The series Pictures for an Apartment (2002) dealt with the issue of a painting's utility and poor artistic taste, with five copies of paintings designed for different rooms in an apartment – the living room, the kitchen, and so on. The author even photographed them hanging in showcase interiors in IKEA stores. The artworks from the Framed Pictures series (2000), painted from photographs with a passe-partout mount and black frames painted in, were also supposed to fit into any home. The series began with Whistler's Mother's Painting, fifty copies of the painting on the wall in Whistler's famous The Artist's Mother from 1871. Bujnowski approached the same issue from another angle in How to Paint the Pope (2001), in which he demonstrated how, in a series of simple steps, anyone could create a representation of Pope John Paul II.
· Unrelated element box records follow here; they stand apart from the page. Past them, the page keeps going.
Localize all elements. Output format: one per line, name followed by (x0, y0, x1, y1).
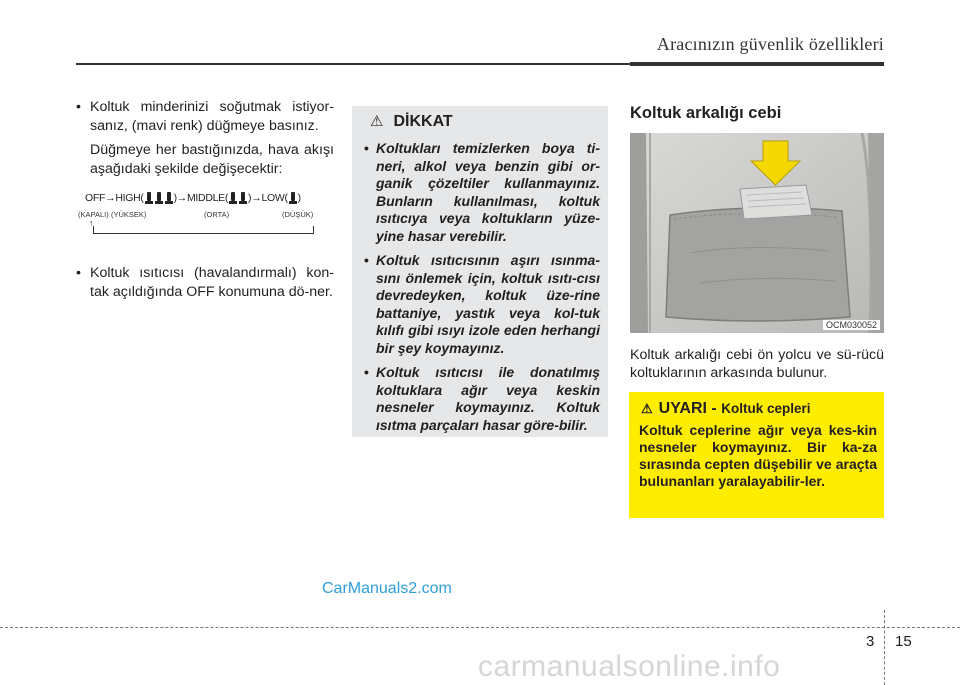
label-kapali: (KAPALI) (78, 210, 109, 219)
warning-triangle-icon: ⚠ (370, 113, 384, 130)
left-column (76, 98, 334, 178)
warning-subtitle: Koltuk cepleri (721, 401, 811, 416)
footer-rule (0, 627, 960, 628)
pocket-description: Koltuk arkalığı cebi ön yolcu ve sü-rücü koltuklarının arkasında bulunur. (630, 347, 884, 381)
bullet-ignition: • Koltuk ısıtıcısı (havalandırmalı) kon-tak açıldığında OFF konumuna dö-ner. (76, 264, 334, 301)
chapter-number: 3 (866, 633, 875, 650)
diagram-arrow: → (251, 191, 262, 204)
airflow-cycle-diagram (76, 189, 338, 249)
label-orta: (ORTA) (204, 210, 230, 219)
warning-title: UYARI - (658, 400, 717, 417)
left-column-lower (76, 264, 334, 301)
diagram-arrow: → (176, 191, 187, 204)
diagram-close: ) (173, 191, 177, 204)
diagram-off: OFF (85, 191, 106, 204)
caution-item: • Koltuk ısıtıcısı ile donatılmış koltuklara ağır veya keskin nesneler koymayınız. Koltuk ısıtma parçaları hasar göre-bilir. (364, 364, 600, 434)
seat-fan-icon (165, 191, 173, 205)
diagram-close: ) (248, 191, 252, 204)
seat-fan-icon (145, 191, 153, 205)
section-title: Koltuk arkalığı cebi (630, 104, 782, 122)
diagram-low: LOW( (261, 191, 288, 204)
caution-header (370, 112, 453, 131)
seat-fan-icon (229, 191, 237, 205)
label-dusuk: (DÜŞÜK) (282, 210, 314, 219)
footer-divider (884, 610, 885, 685)
caution-list (364, 140, 600, 441)
carmanuals-watermark: CarManuals2.com (322, 580, 452, 597)
header-rule-accent (630, 62, 884, 66)
caution-box (352, 106, 608, 437)
diagram-close: ) (297, 191, 301, 204)
diagram-arrow: → (105, 191, 116, 204)
page-header-title: Aracınızın güvenlik özellikleri (656, 34, 884, 54)
loop-arrow-icon: ↑ (89, 218, 94, 228)
caution-item: • Koltuk ısıtıcısının aşırı ısınma-sını önlemek için, koltuk ısıtı-cısı devredeyken, koltuk üze-rine battaniye, yastık veya kol-tuk kılıfı gibi ısıyı izole eden herhangi bir şey koymayınız. (364, 252, 600, 357)
page-number: 15 (895, 633, 912, 650)
label-yuksek: (YÜKSEK) (111, 210, 147, 219)
caution-title: DİKKAT (393, 113, 453, 130)
site-watermark: carmanualsonline.info (478, 650, 781, 683)
diagram-middle: MIDDLE( (186, 191, 229, 204)
warning-box (629, 392, 884, 518)
warning-triangle-icon: ⚠ (641, 401, 653, 416)
photo-code: OCM030052 (823, 320, 880, 330)
caution-item: • Koltukları temizlerken boya ti-neri, alkol veya benzin gibi or-ganik çözeltiler kullanmayınız. Bunların kullanılması, koltuk ısıtıcıya veya koltukların yüze-yine hasar verebilir. (364, 140, 600, 245)
diagram-sequence (85, 191, 301, 205)
cycle-return-line (93, 226, 314, 234)
seat-fan-icon (239, 191, 247, 205)
seatback-pocket-photo (630, 133, 884, 333)
warning-header (641, 400, 810, 418)
warning-body: Koltuk ceplerine ağır veya kes-kin nesneler koymayınız. Bir ka-za sırasında cepten düşebilir ve araçta bulunanları yaralayabilir-ler. (639, 422, 877, 489)
diagram-high: HIGH( (115, 191, 144, 204)
seat-fan-icon (155, 191, 163, 205)
bullet-cooling: • Koltuk minderinizi soğutmak istiyor-sanız, (mavi renk) düğmeye basınız. (76, 98, 334, 135)
seat-fan-icon (289, 191, 297, 205)
airflow-paragraph: Düğmeye her bastığınızda, hava akışı aşağıdaki şekilde değişecektir: (90, 142, 334, 177)
seatback-pocket-illustration (630, 133, 884, 333)
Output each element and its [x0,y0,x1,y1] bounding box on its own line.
In 2001, Bujnowski carried out a series of actions in which he physically renovated the interiors or exteriors of artistic institutions, blurring the distinction between the painter-as-artist and the painter-as-worker. He personally repainted the façade of Krakow's Bunkier Sztuki gallery, selecting the colours in consultation with the local conservation officer and creating an enormous abstract mural in the process. At Galeria Arsenał in Białystok he painted the window frames, radiators and windowsills in peach, an action he repeated at the Inner Spaces Centre for Contemporary Art in Poznań. While working, he usually displayed the empty paint cans and offered his own brand of paint for sale. Actions like these shifted attention away from the painter as a creator of images to the painter as the designer of man's aesthetic environment, emphasising his social utility. In a later series called Traces of Paintings (2005), he pointed out the aesthetic aspect of everyday life by creating the illusion of the trace of a painting left on the wall. A similar appropriation of random aesthetics was apparent in the series Stains (2003), in which he represented on canvas the round imprints left by coffee cups or teacups on a table.
Bujnowski eventually began using his paintings to reach for a reality accessible only via technology. The series Satellite features blurry black-and-white abstract "photos" of outer space, and in USG he painted scans of the human body, as they are seen on a USG monitor in a doctor's office.
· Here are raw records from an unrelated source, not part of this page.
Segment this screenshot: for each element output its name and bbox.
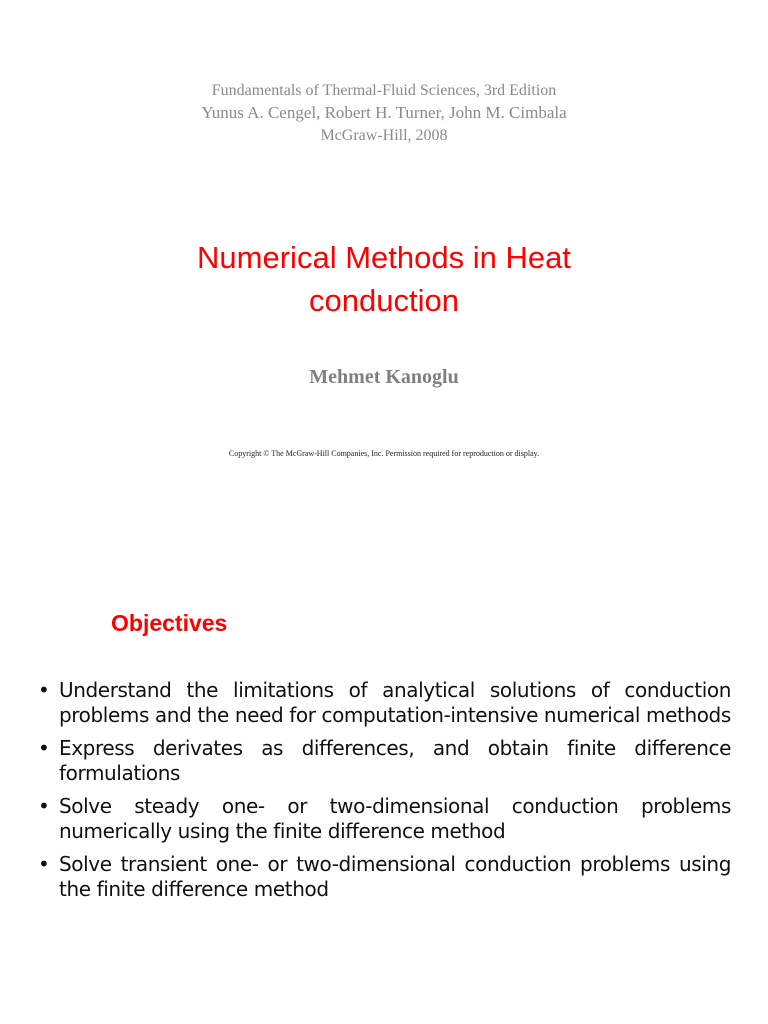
objective-text: Solve transient one- or two-dimensional conduction problems using the finite difference method (59, 852, 731, 901)
objective-text: Express derivates as differences, and obtain finite difference formulations (59, 736, 731, 785)
slide-title (0, 236, 768, 322)
objective-item (38, 794, 731, 844)
bullet-icon: • (38, 678, 50, 702)
objective-item (38, 678, 731, 728)
copyright-notice: Copyright © The McGraw-Hill Companies, Inc. Permission required for reproduction or display. (228, 449, 540, 458)
book-title: Fundamentals of Thermal-Fluid Sciences, 3rd Edition (211, 82, 557, 99)
objectives-heading: Objectives (111, 610, 228, 636)
objective-text: Understand the limitations of analytical solutions of conduction problems and the need for computation-intensive numerical methods (59, 678, 731, 727)
presenter-name: Mehmet Kanoglu (309, 366, 459, 388)
book-authors: Yunus A. Cengel, Robert H. Turner, John M. Cimbala (201, 103, 567, 122)
objectives-list (38, 678, 731, 910)
objective-item (38, 852, 731, 902)
book-publisher: McGraw-Hill, 2008 (320, 127, 448, 144)
bullet-icon: • (38, 794, 50, 818)
objectives-slide (0, 512, 768, 1024)
objective-item (38, 736, 731, 786)
slide-title-line-1: Numerical Methods in Heat (197, 240, 571, 275)
bullet-icon: • (38, 736, 50, 760)
bullet-icon: • (38, 852, 50, 876)
objective-text: Solve steady one- or two-dimensional conduction problems numerically using the finite difference method (59, 794, 731, 843)
slide-title-line-2: conduction (309, 283, 459, 318)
Several of the artist's projects combined painting with video (such as Flowers or Nails, both 2005). Film played a particularly important role in the series Dusk (2004), in which black-and-white landscapes were gradually covered with black paint. The process of the transformation of a scene into black monochrome – night falling – was recorded on video as well.
Bujnowski used his own self-portrait as the starting point for a large-scale project called Visa Portrait (2004), in which he photographed the painting and attached it to his US visa application in place of an actual photo. He was granted the visa, and while in the US he attended a flying course. Thus he not only returned to his theme of originals vs. copies, making it impossible to say which came first, but also joined the debate on the fear of terrorism by showing how easy it was to circumvent security procedures.
In 2006, Bujnowski contacted various political parties and organisations and offered to paint banners for them, irrespective of which political option they represented. Contrary to his expectations, only left-wing organisations responded. After being used in actual street marches, the banners were then shown in a gallery exhibition. Once again, the artist was returning to the idea of painting's usefulness, this time by giving it a role in political activism.
Author: Karol Sienkiewicz, December 2006.